En outre, il a émis des doutes sur la possibilité d’organiser le referendum sur l’ensemble du territoire au regard de la situation d’insécurité qui règne. Il a, sans ambages, affirmé qu’il y a certains points dans l’accord d’Alger qui ne sont pas conformes à la constitution. « L’accord ne peut pas être supérieur à la constitution », a-t-il dit. Il a exprimé son désaccord sur la décision de la cour constitutionnelle sur les autorités intérimaires, car, selon lui, les autorités élus ont été enlevés au profit des groupes armés. « Si on veut aller vers la paix, discutons de ce qui est faisable et que le projet de révision constitutionnelle face l’objet d’une large concertation », a-t-il souhaité.
Quant au constitutionnaliste, Mamady Sissoko, il y’a 122 articles dans la constitution de 1992, mais la révision va amener les articles à 140. « Je ne pense pas que la procédure ait été respectée. On ne peut pas confier la révision de la constitution à un organe sans violer la constitution.

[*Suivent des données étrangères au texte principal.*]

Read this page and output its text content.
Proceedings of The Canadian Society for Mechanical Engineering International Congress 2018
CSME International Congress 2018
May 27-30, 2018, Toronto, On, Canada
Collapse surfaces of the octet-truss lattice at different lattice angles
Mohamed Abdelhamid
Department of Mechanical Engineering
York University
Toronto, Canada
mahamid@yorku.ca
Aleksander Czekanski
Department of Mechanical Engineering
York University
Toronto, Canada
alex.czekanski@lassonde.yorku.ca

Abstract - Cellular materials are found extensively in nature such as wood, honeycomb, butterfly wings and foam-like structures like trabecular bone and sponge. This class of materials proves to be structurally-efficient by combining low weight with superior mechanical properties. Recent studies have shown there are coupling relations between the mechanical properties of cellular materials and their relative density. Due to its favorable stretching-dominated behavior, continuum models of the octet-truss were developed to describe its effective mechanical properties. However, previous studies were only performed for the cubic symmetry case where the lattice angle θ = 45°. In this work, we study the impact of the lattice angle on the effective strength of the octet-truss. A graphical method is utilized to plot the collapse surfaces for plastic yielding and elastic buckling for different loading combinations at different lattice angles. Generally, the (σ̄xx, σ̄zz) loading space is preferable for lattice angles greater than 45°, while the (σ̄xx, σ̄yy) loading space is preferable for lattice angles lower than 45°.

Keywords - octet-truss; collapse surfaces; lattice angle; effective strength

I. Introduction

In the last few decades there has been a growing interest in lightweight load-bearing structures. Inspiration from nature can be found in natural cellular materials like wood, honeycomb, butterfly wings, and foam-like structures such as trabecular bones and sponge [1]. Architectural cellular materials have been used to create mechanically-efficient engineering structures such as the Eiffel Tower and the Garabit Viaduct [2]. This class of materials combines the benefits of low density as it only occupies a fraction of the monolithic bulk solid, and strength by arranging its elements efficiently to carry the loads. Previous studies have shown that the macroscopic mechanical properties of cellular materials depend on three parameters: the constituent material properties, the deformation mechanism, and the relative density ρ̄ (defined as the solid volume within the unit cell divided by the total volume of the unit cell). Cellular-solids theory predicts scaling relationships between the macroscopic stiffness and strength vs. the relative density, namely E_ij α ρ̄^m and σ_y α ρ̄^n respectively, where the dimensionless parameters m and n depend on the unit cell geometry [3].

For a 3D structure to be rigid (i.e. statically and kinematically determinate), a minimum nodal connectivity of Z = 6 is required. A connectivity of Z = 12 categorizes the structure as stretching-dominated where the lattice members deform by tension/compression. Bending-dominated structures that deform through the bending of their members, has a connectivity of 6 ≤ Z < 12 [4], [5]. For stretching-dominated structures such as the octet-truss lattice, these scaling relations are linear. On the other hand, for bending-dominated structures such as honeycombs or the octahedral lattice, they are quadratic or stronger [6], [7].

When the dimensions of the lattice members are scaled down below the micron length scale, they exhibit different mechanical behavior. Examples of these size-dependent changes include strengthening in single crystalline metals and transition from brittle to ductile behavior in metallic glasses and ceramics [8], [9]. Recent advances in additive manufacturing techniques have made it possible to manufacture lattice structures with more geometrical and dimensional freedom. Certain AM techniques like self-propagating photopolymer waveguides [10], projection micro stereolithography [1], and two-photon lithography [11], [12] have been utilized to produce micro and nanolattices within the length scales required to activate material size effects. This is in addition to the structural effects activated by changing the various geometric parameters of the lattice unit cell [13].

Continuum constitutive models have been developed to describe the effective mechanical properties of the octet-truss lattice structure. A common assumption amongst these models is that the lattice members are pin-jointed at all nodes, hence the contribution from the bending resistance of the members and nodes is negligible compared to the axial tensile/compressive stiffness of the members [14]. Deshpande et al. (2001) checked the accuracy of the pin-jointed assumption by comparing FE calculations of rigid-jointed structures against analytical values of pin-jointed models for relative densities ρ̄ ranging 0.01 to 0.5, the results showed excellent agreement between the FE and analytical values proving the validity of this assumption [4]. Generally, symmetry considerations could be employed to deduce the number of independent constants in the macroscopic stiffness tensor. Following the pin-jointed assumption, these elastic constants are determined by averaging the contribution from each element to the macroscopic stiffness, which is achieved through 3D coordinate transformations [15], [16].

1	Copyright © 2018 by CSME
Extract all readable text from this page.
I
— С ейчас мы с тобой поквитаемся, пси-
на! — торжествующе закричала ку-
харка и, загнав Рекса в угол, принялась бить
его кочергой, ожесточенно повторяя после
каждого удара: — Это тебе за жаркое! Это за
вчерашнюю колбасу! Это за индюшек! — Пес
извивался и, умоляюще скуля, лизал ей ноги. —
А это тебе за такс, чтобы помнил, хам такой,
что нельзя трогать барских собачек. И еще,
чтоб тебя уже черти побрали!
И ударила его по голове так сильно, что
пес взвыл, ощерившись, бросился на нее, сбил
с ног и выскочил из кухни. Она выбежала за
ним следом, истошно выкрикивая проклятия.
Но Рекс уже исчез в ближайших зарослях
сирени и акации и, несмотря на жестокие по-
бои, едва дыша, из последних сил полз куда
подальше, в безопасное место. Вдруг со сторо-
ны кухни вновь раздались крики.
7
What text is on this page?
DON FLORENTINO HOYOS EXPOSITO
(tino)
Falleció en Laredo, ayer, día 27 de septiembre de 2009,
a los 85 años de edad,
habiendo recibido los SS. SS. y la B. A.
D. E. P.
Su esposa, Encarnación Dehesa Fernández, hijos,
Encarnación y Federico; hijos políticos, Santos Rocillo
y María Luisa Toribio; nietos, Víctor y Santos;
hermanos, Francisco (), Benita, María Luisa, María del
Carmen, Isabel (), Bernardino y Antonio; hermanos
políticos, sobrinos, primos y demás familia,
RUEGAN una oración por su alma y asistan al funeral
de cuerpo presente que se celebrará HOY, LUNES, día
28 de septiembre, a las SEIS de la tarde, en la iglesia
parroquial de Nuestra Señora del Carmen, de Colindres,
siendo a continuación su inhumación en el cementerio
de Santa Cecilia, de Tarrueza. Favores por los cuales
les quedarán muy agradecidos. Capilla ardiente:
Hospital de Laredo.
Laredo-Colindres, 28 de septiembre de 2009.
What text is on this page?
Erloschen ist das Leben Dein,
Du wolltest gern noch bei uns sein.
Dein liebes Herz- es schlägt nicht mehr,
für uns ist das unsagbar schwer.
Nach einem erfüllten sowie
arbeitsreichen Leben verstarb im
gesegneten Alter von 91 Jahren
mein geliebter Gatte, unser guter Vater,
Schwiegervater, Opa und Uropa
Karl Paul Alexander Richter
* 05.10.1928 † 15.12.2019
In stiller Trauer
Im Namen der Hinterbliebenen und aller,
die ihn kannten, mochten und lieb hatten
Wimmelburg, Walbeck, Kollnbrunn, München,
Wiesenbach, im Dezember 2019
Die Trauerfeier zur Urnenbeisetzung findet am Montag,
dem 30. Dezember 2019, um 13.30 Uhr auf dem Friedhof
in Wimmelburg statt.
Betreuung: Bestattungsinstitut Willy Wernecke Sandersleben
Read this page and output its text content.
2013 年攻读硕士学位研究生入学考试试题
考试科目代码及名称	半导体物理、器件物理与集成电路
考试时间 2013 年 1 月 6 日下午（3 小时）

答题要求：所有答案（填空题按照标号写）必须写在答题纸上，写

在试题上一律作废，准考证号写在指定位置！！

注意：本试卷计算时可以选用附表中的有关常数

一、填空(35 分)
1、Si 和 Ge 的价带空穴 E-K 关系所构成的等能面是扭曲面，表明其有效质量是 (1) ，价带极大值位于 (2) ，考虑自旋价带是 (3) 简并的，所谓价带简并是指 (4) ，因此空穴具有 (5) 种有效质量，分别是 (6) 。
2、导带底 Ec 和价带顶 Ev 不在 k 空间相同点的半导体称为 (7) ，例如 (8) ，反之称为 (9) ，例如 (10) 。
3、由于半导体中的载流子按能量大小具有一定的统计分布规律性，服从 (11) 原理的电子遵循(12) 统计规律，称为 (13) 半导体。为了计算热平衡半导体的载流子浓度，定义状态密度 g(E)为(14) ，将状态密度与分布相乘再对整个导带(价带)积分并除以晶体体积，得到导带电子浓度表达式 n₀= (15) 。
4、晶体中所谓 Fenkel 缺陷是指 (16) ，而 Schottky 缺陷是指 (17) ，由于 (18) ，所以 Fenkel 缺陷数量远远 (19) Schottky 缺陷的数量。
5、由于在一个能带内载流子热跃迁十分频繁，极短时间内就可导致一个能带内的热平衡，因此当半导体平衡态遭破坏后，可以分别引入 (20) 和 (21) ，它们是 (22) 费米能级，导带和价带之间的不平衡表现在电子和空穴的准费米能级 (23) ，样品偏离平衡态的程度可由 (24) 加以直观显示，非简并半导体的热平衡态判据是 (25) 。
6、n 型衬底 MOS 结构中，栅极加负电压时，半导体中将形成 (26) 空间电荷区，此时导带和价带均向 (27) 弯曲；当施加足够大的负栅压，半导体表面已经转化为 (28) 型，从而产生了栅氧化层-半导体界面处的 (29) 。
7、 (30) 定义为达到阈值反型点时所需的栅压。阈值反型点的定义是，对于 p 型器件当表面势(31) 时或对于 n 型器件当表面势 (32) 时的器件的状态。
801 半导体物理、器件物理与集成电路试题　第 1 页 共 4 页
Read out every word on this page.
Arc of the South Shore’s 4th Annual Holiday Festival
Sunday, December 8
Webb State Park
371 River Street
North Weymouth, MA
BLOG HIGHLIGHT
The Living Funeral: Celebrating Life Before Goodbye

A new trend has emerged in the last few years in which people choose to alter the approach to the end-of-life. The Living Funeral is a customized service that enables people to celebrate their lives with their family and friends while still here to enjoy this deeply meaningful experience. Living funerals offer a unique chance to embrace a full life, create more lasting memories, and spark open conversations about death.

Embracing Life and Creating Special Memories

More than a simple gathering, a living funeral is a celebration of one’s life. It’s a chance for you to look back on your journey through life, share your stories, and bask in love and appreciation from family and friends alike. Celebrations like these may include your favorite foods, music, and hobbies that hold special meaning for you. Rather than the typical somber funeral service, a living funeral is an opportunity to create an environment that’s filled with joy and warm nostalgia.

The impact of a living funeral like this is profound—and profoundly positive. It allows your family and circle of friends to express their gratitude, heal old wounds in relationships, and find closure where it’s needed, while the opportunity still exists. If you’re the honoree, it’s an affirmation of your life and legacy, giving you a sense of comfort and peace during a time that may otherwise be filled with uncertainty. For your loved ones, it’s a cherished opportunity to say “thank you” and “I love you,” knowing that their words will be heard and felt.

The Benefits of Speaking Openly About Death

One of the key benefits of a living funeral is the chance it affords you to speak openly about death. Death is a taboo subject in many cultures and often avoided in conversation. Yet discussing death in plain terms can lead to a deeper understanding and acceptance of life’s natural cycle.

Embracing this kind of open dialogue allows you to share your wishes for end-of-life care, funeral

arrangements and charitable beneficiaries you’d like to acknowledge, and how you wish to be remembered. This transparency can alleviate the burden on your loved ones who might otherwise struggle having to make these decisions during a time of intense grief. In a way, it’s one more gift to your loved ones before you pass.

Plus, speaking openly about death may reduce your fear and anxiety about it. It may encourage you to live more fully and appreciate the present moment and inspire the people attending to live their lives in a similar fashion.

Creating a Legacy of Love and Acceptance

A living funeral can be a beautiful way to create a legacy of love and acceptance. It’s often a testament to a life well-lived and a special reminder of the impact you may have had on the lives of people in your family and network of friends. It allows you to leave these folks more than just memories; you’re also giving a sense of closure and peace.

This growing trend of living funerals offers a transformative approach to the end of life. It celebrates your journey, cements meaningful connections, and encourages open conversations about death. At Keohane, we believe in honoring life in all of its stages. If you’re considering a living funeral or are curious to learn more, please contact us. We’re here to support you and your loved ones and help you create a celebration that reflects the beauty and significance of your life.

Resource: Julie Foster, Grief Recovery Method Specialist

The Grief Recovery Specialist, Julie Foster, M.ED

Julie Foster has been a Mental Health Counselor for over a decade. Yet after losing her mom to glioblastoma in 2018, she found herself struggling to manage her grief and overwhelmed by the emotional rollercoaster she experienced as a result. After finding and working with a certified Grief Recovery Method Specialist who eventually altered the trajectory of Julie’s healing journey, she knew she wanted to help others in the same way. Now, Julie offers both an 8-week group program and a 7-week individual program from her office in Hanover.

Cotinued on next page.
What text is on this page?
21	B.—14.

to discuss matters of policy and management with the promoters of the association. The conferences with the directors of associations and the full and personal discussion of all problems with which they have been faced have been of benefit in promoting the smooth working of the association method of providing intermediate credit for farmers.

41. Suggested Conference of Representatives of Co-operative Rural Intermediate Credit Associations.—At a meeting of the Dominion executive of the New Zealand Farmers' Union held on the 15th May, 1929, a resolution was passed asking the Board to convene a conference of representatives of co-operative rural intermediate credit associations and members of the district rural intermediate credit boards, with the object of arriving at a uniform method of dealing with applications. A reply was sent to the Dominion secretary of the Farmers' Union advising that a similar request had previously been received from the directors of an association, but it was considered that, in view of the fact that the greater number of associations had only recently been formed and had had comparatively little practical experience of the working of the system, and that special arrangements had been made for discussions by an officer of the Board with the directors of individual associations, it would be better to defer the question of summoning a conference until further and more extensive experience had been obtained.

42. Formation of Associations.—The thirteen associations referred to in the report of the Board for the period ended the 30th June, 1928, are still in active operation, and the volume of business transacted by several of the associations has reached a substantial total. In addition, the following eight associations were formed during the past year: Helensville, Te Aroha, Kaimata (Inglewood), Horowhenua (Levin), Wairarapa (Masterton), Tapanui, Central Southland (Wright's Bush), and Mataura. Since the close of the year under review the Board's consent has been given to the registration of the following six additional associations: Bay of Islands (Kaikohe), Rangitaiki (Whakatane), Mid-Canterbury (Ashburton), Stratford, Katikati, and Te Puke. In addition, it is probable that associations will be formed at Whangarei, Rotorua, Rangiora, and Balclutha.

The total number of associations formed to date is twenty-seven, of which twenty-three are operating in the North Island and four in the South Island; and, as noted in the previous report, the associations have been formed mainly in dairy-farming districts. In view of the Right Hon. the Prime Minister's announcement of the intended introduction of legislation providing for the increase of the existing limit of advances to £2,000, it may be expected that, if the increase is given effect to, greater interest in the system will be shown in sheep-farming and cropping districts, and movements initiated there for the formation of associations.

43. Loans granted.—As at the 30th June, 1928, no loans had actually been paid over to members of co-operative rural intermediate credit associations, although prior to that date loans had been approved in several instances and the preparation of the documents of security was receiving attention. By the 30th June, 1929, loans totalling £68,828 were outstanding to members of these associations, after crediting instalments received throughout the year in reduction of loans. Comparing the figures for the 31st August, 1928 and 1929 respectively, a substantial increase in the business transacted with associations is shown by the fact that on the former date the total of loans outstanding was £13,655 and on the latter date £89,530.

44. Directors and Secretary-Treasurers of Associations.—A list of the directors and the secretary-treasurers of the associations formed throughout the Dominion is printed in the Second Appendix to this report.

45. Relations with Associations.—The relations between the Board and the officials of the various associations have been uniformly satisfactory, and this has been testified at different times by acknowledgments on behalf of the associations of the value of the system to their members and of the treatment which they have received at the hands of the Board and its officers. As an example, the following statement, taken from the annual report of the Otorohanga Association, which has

Le Mali connait des difficultés.
La paix s’obtient avec le respect des règles. Nous sommes dans un changement de constitution et non une révision car c’est une 4ème République qui se pointe », a-t-il précisé. Avant d’ajouter que les conventions politiques ne peuvent pas s’opposer aux règles constitutionnelles. « L’accord n’a jamais fait de contrôle de constitutionnalité. On aurait dû attaquer l’accord pour inconstitutionnalité, le juge serait coincé. L’accord est inconstitutionnel au regard des articles 114, 115 et 116 de la constitution », a déclaré Mamady Sissoko qui a eu quelques « empoignades » avec Me Gakou.
Me Mamadou Gakou qui n’était sur la même longueur d’onde que le constitutionnaliste Sissoko, a fait savoir que le projet de révision est le bienvenu. Avant de signaler que la procédure de la révision de la constitution ne peut pas être anti constitutionnelle parce qu’elle est prévue par la constitution elle-même. Il reconnait cependant que le comité d’expert n’a pas compétence de réviser la constitution mais d’inspirer.
« Tout ce qui n’est pas interdit est permis. Il peut y avoir des jeunes, des femmes au sein du comité d’expert. L’Assemblée nationale aura à examiner ce projet. La commission des lois peut procéder à des consultations, en outre, il y aura le referendum. Il n’y a aucune atteinte, ni cession d’une parcelle de notre territoire, ni occupation du territoire. L’intégrité du territoire n’est pas atteinte», a-t-il dit.
Et de poursuivre que la constitution est une œuvre humaine, en conséquence, ce n’est pas une Bible ni un Coran qui ne peut pas comporter une virgule. « Le Mali est loin d’un Etat fédéral. Le Senat qui est dans le projet de révision constitutionnelle est la même chose que le Haut conseil des collectivités territoriales. C’est l’appellation qui change seulement », a-t-il expliqué. Enfin, il a rappelé que la précédente révision constitutionnelle a échoué parce que le président Alpha Oumar Konaré a décidé de renoncer au regard de la mauvaise interprétation de certains, sinon, poursuit-il, le parlement avait déjà voté le projet de loi.